Plot the counts of each character of wine between 1995 and 2015

Solution

new_wine %>% 
  filter(year>1995 & year <= 2015) %>%
  filter(!is.na(character)) %>% 
  group_by(year,character) %>% 
  summarise(char_cnt=n()) %>% 
  ggplot(aes(year,char_cnt, color=character))+
    geom_line()

Histogram example

new_wine %>% 
  ggplot(aes(price))+
    geom_histogram()

Violin Plots

new_wine %>% 
  filter(!is.na(character)) %>% 
  ggplot(aes(character,log(price), color=character))+
    geom_violin()

Long Exercise

Use any of the techniques that you’ve learned thus far to answer the following:

Is there a relationship between rainfall and wine quality in Oregon?

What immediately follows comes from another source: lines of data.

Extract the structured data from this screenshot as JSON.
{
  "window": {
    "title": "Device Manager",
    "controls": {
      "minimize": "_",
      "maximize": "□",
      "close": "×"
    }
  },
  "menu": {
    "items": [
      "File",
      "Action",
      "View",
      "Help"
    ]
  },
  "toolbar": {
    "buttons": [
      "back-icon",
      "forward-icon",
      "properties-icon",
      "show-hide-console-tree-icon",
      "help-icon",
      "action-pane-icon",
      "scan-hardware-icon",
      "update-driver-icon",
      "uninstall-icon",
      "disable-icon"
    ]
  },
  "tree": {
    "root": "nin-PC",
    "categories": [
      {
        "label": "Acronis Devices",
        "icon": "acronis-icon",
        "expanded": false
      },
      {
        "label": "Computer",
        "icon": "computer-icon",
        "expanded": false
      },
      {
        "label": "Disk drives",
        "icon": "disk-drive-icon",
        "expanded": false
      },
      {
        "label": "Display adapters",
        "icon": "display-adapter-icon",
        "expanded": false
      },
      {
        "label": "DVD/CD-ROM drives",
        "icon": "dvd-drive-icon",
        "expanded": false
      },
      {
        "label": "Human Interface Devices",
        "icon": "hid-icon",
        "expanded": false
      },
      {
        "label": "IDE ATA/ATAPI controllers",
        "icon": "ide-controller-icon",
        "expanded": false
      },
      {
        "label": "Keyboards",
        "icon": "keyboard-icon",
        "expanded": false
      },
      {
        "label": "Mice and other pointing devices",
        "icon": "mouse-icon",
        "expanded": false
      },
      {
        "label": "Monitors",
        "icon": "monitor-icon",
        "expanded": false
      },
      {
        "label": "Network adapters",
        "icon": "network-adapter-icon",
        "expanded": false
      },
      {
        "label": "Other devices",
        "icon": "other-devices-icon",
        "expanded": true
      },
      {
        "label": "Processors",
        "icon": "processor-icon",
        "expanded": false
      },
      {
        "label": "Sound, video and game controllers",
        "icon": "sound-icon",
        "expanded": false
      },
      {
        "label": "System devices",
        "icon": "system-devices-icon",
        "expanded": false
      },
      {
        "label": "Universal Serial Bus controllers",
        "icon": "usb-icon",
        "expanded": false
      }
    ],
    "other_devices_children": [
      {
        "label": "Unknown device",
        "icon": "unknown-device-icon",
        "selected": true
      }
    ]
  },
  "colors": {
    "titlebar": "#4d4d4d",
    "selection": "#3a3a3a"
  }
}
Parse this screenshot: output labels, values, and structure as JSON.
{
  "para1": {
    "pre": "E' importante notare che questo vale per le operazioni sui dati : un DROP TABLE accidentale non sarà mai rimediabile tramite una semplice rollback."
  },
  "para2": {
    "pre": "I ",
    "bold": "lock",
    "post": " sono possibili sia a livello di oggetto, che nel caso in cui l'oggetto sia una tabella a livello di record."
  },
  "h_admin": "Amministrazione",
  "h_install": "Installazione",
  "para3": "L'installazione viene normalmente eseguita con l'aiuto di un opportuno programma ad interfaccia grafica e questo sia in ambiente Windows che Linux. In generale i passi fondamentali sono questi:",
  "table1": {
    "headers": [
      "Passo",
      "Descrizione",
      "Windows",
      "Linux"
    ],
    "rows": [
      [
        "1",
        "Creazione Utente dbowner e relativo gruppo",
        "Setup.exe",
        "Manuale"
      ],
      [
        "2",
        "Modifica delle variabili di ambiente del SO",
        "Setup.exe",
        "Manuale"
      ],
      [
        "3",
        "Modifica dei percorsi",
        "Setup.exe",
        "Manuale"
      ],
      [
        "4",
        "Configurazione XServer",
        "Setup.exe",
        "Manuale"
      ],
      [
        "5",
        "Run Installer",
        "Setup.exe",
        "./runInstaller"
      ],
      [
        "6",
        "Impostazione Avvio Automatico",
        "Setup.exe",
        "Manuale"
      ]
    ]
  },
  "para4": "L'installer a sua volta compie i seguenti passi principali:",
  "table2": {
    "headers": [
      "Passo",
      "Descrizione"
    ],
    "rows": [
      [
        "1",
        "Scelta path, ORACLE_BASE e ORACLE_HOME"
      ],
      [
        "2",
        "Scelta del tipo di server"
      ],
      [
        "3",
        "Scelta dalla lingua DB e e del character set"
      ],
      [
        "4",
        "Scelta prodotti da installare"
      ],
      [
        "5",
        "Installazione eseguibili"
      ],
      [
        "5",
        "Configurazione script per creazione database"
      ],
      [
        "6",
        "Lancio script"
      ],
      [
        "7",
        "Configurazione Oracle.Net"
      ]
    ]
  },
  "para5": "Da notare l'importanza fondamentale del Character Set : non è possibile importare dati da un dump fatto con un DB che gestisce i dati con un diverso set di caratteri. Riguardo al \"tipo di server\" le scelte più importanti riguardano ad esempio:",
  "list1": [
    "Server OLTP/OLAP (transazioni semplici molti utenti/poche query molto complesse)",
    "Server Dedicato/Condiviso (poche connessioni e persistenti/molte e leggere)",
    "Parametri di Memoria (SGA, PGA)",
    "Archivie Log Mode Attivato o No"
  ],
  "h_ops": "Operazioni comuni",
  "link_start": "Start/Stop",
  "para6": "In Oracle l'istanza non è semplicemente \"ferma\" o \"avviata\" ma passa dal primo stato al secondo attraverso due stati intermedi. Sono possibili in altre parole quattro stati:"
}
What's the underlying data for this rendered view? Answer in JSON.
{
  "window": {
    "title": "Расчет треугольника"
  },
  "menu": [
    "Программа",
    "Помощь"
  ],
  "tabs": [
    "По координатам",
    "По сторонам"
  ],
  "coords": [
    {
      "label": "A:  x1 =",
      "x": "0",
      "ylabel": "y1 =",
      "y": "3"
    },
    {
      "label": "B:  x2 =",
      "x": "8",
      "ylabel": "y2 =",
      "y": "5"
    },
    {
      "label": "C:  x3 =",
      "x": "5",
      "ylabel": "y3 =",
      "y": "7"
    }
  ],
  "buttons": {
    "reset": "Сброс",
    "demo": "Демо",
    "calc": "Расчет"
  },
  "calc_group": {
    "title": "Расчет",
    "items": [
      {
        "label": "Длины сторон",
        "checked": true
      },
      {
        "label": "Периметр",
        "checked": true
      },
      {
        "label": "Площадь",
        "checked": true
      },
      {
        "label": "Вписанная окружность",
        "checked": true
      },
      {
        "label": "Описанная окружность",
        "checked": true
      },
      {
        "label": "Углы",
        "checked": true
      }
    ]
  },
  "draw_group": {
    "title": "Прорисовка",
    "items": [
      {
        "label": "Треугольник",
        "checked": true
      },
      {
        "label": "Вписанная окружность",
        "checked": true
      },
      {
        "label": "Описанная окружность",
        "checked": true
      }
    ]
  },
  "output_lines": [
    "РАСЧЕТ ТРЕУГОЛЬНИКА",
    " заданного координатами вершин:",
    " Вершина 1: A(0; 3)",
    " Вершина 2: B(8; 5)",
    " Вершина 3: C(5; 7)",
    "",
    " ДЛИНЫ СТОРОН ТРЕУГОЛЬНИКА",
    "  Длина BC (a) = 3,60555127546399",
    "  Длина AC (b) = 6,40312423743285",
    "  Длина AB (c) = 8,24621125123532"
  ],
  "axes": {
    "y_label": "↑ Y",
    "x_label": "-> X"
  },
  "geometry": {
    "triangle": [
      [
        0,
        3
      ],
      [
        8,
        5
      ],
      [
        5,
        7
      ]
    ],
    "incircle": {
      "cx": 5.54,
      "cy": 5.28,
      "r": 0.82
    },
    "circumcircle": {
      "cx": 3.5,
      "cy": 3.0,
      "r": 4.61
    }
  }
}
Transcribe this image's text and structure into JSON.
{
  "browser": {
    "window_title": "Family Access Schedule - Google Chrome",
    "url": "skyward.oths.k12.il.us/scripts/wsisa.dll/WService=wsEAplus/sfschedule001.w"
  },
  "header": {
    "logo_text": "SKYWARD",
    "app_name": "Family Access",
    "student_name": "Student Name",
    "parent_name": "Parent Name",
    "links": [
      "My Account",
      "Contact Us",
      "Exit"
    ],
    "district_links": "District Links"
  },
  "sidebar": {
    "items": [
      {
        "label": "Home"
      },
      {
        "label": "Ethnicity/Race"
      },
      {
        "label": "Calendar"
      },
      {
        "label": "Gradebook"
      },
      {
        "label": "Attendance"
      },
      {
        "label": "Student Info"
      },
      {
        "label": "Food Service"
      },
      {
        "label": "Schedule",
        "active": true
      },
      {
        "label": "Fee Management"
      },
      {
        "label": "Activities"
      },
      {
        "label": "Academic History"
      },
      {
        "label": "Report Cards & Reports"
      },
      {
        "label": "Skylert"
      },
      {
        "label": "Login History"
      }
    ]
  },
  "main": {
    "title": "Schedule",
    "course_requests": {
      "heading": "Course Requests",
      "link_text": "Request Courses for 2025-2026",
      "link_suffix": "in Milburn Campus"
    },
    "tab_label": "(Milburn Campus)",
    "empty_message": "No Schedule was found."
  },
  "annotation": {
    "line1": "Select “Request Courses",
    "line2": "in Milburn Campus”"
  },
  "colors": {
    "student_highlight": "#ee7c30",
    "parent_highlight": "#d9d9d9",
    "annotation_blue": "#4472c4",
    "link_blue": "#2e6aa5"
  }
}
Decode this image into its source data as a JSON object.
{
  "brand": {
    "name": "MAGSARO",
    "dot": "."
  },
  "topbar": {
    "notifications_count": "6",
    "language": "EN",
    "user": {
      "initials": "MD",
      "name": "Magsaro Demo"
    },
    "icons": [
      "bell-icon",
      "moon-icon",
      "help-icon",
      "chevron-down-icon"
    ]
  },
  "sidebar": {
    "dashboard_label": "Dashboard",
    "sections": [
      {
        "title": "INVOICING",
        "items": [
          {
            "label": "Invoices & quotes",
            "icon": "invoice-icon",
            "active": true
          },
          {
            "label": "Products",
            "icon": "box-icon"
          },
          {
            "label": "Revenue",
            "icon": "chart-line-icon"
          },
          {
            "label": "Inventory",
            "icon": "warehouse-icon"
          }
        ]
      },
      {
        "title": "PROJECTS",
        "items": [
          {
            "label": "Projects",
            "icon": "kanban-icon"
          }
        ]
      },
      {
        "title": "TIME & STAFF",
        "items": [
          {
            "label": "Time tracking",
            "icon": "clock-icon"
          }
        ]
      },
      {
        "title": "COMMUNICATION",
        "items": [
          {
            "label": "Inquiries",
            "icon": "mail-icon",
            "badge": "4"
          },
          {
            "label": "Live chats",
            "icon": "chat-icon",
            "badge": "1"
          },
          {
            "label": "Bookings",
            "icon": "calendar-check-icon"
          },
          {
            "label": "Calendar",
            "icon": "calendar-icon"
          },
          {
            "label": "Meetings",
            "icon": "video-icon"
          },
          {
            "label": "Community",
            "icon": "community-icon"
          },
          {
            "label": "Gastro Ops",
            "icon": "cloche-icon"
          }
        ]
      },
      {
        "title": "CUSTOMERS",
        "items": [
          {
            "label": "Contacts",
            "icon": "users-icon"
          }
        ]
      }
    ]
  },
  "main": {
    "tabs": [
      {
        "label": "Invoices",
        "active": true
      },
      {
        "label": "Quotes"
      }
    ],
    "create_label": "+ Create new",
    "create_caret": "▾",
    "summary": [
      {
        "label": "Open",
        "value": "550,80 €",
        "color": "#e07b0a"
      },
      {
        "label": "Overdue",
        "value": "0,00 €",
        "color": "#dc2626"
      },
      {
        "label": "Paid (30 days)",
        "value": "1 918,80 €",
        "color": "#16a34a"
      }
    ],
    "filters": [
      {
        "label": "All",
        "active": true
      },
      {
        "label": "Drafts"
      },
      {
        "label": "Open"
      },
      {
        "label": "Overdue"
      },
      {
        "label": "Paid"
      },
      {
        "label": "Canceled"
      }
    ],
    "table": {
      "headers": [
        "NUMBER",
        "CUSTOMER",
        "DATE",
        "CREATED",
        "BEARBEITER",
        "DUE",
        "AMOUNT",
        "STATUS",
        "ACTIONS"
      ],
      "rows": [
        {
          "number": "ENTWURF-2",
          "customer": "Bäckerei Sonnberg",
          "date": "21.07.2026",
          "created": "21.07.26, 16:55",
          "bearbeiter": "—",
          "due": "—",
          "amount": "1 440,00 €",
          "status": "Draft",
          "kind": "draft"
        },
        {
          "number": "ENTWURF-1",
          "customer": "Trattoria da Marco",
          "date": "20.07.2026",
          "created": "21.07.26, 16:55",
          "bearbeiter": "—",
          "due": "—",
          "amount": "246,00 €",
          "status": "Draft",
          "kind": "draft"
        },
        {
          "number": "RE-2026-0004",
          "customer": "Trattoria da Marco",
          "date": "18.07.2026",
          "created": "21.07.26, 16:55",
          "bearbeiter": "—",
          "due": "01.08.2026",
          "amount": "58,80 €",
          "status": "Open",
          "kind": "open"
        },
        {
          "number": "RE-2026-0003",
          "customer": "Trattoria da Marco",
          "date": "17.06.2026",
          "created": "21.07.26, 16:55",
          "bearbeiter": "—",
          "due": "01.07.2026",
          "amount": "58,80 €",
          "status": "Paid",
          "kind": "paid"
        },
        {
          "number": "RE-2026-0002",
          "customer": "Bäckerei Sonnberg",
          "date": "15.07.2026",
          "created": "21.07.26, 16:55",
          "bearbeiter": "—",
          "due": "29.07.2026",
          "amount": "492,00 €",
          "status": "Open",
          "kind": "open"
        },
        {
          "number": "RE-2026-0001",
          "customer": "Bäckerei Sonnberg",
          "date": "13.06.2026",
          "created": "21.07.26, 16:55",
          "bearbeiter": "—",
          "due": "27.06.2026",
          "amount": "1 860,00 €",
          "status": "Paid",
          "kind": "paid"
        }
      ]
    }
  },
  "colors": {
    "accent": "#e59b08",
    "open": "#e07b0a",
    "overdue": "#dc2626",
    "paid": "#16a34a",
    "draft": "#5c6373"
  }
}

One simple solution (and some bonus code)

rains <- rainfall %>%
  rename("year"="Year") %>% 
  pivot_longer(-year,names_to = 'month',values_to = 'rainfall') %>% 
  mutate(rainfall=ifelse(is.na(rainfall),0,rainfall)) %>%
  filter(month %in% c('May','Jun','Jul','Aug','Sep')) %>% #note the %in% operator
  group_by(year) %>% 
  summarise(summer_rain=sum(rainfall))
new_wine <- new_wine %>% 
  filter(points > 88) %>% 
  group_by(year) %>% 
  summarize(avg_price=mean(price), avg_points=mean(points)) %>% 
  left_join(rains)

And a graph

new_wine %>% 
  ggplot(aes(log(summer_rain),avg_points))+
    geom_point()+
    geom_smooth(method = lm)